Krzysztof Jackowski miał wizję i wskazał dwa miejsca na mapie
Matka chłopca udała się do 57-latka w czwartek 30 kwietnia, kilka dni po zaginięciu Kacperka. Miała ze sobą rzeczy osobiste dziecka oraz jego zdjęcie. Po ich dotknięciu Krzysztof Jackowski miał bardzo jasną wizję, na podstawie której sporządził mapę. Wskazał na niej dwa miejsca, które z punktu widzenia poszukiwań powinny okazać się kluczowe. Było to około 200 metrów od działki, na której 27 kwietnia po raz ostatni widziano dziecko. Jasno wynikało z nich, że w opinii Krzysztofa Jackowskiego malec wpadł do wody i poniósł go nurt.
„Pierwszej nocy, gdy zaginął chłopczyk, skontaktowano się ze mną w tej sprawie. Nie znając szczegółów, nie wiedząc nic, poczułem, że dziecko jest w rzece. Zobaczyłem wodę”, relacjonował.
Poszukiwania, trwające już drugi tydzień, nie przyniosły żadnych rezultatów. Mimo tego, że miejsca wskazane przez jasnowidza z Człuchowa codziennie przeszukuje ekipa kontrowersyjnego detektywa Krzysztofa Rutowskiego, który włączył się w całą akcję. Łódź, której używają, jest wyposażona w sensor, dron i chwytaki.
„Trzeba sprawdzać wszystkie tropy. Cały czas też idziemy w dół rzeki”, podkreślał w rozmowie z mediami mężczyzna.
Krzysztof Jackowski się mylił? Kacperka wciąż nie odnaleziono
Niestety, mimo ogromnych wysiłków podejmowanych przez wszystkie służby i bliskich, Kacperka wciąż nie udało się odnaleźć. Przyczyna? Teren wokół rzeki Kwisy i samo jej koryto, które nastręcza wielu trudności i nie ułatwia poszukiwań.
„W miejscu wytypowanym przez jasnowidza są dwa albo trzy znaczące zagłębienia, gdzie może znajdować się ciało. Oprócz tego mamy też swoje typy, zwłaszcza trzy wąskie gardła rzeczne”, relacjonują w rozmowie z „Faktem” osoby współpracujące z Krzysztofem Rutkowskim.
Czy sprawdzono hipotezę, w którą wierzy jasnowidz z Człuchowa? „Z uwagi na dobro postępowania nie mogę na tym etapie potwierdzić, czy sprawdzaliśmy te miejsca”, podkreśliła w rozmowie z tabloidem Anna Kublik-Rościszewska, rzeczniczka bolesławieckiej policji.

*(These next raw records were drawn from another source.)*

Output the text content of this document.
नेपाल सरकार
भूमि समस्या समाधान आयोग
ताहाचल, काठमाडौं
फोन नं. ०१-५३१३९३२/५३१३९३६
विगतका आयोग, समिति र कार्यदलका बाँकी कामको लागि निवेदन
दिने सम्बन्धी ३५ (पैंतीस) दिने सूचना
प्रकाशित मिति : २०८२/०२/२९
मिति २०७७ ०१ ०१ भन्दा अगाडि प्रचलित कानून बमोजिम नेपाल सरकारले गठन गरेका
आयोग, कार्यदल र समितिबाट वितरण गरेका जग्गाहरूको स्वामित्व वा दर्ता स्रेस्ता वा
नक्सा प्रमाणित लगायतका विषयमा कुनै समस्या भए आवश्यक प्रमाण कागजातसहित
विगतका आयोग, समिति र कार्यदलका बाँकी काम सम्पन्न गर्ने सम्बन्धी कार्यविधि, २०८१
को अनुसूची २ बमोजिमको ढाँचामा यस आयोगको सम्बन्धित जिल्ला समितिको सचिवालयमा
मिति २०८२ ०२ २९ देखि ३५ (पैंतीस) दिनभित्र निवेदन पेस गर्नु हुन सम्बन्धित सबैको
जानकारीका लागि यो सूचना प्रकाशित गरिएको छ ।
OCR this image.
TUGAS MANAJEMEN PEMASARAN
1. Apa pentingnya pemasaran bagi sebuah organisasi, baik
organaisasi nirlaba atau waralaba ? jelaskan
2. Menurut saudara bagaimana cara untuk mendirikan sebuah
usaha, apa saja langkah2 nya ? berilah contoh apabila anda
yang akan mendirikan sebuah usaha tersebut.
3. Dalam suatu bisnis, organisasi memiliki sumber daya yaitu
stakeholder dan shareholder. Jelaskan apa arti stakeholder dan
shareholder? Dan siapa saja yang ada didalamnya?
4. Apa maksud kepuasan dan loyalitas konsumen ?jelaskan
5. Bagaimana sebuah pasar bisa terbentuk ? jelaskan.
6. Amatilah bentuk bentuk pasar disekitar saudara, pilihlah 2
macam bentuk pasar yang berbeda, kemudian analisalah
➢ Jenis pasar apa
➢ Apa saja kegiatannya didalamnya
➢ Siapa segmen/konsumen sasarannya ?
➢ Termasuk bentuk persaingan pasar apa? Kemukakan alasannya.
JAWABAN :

Zaginięcie 3,5-letniego Kacperka
Po raz ostatni chłopca widziano 27 kwietnia 2020 roku na działce, na której przebywał wraz z ojcem. Jak wykazało śledztwo, gdy dziecko zaginęło, jego rodzic wraz z innym mężczyzną spożywał alkohol. Gdy zorientowali się, że Kacperka nie ma w pobliżu, rozpoczęli poszukiwania. Później zawiadomili matkę chłopca, ta z kolei natychmiast skontaktowała się z policją.
W akcję włączył się w tym tygodniu kontrowersyjny detektyw Krzysztof Rutkowski. Po dziecku jednak wciąż ani śladu...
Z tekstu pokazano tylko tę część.